Start of Spring: a number of key economic indicators for release
• Every change in seasons is ushered in with a barrage of economic data. So with the profit reporting season coming to an end, now it is time for the Spring economic data reporting season. Business investment and home prices are the highlights in Australia in the coming week.
• The week kicks off on Tuesday with the usual weekly consumer confidence survey. Also the Australian Bureau of Statistics (ABS) releases detailed dollar estimates of consumer spending – pivotal figures for a raft of businesses.
• On Wednesday, the ABS issues preliminary construction work done figures for the June quarter. Also the ABS releases the volatile building approvals data – the collated information of approvals by local councils to build new homes and commercial buildings. The construction data covers residential, commercial and engineering construction, but it is the residential building figures which act as an input to the national accounts – that is, it assists in calculating economic growth for the June quarter.
• In the March quarter construction work fell by 0.7 per cent, driven by a 4.7 per cent slump in residential work. However engineering work lifted by 2.2 per cent. At present building sector inflation is growing at the fastest pace in eight years, but that is being driven by outsized gains in activity last year and it is likely that inflation will moderate in line with home prices over the coming year.
• On Thursday, investors and traders will have a lot to focus on with a number of indicators scheduled for release. Arguably the most important release from the ABS will be the March quarter estimates on business investment. This data is also an input into the calculation of economic growth. But also insightful are the estimates of planned investment for the coming year.
• In the March quarter investment rose by 0.3 per cent, and despite the improvement in the global economic outlook and lift in business conditions, we expect that investment fell by 2 per cent in June. The Reserve Bank will be interested in estimates of non-mining investment as well as future investment plans.
• Also on Thursday, the Reserve Bank releases data on private sector credit – or loans outstanding. And at the same time the Housing Industry Association issues estimates of new home sales.
• Private sector credit surprisingly rose by 0.6 per cent growth in June, with annual credit growth rising further from recent 3-year lows. What was most encouraging about the June result was the 0.9 per cent surge in business lending. Policymakers will be hoping the lift in lending translates to a lift in investment over the coming year.
• On Friday, CoreLogic releases the latest data on home prices together with Commonwealth Bank/Markit Manufacturing gauge.
• On current indications Australian home prices may have posted another solid rise in August, up by around 0.7 per cent.

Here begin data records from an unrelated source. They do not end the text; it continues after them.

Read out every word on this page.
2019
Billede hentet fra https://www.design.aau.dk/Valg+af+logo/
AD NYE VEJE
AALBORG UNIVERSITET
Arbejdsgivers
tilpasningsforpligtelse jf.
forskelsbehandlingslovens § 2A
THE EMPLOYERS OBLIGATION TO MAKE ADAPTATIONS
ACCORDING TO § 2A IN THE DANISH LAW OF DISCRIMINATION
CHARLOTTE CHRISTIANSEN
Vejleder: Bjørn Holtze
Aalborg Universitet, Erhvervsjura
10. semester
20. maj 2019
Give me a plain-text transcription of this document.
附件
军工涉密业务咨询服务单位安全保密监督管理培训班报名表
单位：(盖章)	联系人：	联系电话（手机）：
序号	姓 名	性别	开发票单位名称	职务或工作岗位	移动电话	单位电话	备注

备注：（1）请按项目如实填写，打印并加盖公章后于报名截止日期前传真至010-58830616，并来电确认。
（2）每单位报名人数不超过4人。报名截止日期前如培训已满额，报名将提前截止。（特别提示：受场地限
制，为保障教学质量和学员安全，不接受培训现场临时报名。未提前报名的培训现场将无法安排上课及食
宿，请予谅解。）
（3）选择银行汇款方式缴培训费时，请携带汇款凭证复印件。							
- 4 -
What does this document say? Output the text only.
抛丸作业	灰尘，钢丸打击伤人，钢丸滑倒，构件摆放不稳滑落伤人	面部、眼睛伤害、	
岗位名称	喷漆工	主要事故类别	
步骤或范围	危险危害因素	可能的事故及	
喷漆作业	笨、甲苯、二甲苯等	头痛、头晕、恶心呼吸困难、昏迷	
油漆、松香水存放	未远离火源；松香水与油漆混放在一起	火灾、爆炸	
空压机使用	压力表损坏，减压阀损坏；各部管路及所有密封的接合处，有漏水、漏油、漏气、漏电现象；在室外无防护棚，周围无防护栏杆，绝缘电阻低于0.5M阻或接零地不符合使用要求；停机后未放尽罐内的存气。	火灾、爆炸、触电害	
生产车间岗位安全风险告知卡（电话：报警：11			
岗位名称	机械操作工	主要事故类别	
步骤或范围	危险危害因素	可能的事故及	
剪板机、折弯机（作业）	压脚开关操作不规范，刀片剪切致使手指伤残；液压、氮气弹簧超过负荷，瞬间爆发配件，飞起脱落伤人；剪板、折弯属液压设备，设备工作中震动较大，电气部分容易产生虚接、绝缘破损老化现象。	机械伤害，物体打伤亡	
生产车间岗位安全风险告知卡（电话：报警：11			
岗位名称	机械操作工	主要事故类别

The daily data indicates that Sydney and Melbourne prices have lifted by 0.8 per cent so far in August with Adelaide prices up by 1.3 per cent.
US housing indicators to watch
• The key economic data release on international markets in the coming week is the US non-farm payrolls or jobs data to be issued on Friday. Key purchasing manager surveys in the US and China are also in the spotlight.
• In the US, the week kicks off on Monday with the release of data on wholesale inventories as well as the release of the Dallas Federal Reserve manufacturing gauge.
• On Tuesday, the CaseShiller home price series is released alongside the Conference Board Consumer Confidence index. Home prices are up 5.7 per cent over the year, driven by a lack of inventory of homes for sale.
• On Wednesday the ADP national employment report is scheduled, covering private sector jobs. The report is the forerunner to Friday’s jobs report and analysts are tipping a 180,000 lift in private sector jobs.
• On the same day the second (preliminary) estimate of US economic growth for the June quarter is released. “Advance” data suggested the economy grew at a healthy 2.6 per cent annualised pace in the June quarter.
• On Thursday the influential Chicago purchasing managers index is released together with data on personal income and spending as well as the Federal Reserve’s preferred inflation measure – the core PCE deflator.
• And on Friday the US non-farm payrolls data is issued. It is clear that the job market is in good shape with jobs up 209,000 in July and the jobless rate at 4.3 per cent. Economists are tipping more job creation of 185,000 in August. Stronger-than-expected job gains together with higher wages would lift speculation about a December rate hike.
• Also on Thursday and Friday, the surveys of purchasing managers come into focus. The surveys are released across the globe with much interest in results for China and the US. In China the official manufacturing purchasing manager’s index stands at 51.4 with services at 54.5. The US manufacturing sector appears in better shape, currently standing at 56.3. Any reading above 50 indicates expansion of activity.